Uncovering the Efficiency of Phishing Detection: An In-depth Comparative Examination of Classification Algorithms Sugianto, Dwi; Putawa, Rilliandi Arindra; Izumi, Calvina; Ghaffar, Soeltan Abdul
International Journal for Applied Information Management Vol. 4 No. 1 (2024): Regular Issue: April 2024
Publisher : Bright Institute

Show Abstract | Download Original | Original Source | Check in Google Scholar | DOI: 10.47738/ijaim.v4i1.72

Abstract

This research aims to investigate the potential security risks associated with phishing email attacks and compare the performance of three main classification algorithms: random forest, SVM, and a combination of k-fold cross-validation with the xgboost model. The dataset consists of 18,634 emails, with 7,312 identified as phishing emails and 11,322 considered safe.
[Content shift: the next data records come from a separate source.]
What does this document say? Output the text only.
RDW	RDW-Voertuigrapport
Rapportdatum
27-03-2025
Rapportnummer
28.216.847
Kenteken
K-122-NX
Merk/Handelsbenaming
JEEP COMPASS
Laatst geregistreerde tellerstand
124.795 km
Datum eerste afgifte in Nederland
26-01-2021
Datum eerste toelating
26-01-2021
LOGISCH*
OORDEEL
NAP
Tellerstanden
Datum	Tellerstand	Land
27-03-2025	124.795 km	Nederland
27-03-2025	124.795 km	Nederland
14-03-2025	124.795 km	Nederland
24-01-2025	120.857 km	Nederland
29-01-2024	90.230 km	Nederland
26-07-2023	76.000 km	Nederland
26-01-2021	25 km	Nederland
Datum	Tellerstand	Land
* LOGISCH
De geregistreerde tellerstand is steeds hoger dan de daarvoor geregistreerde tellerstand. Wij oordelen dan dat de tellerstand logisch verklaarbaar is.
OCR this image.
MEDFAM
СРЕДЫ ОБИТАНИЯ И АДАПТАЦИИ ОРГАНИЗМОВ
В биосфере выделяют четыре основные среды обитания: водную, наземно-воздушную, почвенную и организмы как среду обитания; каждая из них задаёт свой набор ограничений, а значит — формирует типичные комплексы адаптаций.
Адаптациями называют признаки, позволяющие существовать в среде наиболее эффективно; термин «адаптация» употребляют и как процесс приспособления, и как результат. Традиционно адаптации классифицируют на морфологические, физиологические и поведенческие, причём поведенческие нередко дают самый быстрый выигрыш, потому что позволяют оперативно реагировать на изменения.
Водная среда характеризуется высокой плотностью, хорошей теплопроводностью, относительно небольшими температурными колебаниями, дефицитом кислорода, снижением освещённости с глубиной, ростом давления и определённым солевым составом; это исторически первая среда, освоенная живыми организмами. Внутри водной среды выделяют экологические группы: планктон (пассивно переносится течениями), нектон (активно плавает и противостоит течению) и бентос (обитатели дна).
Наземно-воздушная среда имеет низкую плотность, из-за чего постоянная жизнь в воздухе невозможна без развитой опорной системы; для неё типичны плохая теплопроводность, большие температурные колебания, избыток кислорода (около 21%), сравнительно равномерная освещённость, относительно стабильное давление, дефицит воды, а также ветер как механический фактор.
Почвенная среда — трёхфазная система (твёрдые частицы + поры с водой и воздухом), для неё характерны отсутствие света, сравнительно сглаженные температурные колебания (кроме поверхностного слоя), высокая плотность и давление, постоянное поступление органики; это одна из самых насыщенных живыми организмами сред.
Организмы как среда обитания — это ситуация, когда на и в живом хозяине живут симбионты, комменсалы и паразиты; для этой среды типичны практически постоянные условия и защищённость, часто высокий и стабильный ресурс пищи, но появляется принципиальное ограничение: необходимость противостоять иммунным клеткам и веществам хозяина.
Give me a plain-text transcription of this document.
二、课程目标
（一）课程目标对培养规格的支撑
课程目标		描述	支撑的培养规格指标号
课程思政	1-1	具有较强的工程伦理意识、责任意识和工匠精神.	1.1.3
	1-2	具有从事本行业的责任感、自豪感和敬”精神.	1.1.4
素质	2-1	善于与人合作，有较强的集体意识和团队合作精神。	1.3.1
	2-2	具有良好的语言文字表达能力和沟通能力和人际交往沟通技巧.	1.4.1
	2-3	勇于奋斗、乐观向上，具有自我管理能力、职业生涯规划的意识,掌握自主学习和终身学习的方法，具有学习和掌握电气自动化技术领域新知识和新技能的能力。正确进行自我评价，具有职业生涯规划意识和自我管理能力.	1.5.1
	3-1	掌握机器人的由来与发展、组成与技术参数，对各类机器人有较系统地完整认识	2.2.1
Through experiments, the combination of k-fold cross-validation and xgboost demonstrated the best performance with the highest accuracy of 0.9712828770799785. The email classification graph provides a visual insight into the distribution of classification results, aiding in understanding patterns and trends in phishing attack detection. The analysis of the ROC curve results indicates that k-fold cross-validation and xgboost have a higher AUC compared to random forest and SVM, signifying a better ability to predict the correct class. The conclusion emphasizes the importance of the combination of k-fold cross-validation and xgboost in enhancing email security, with the potential for increased accuracy through parameter adjustments.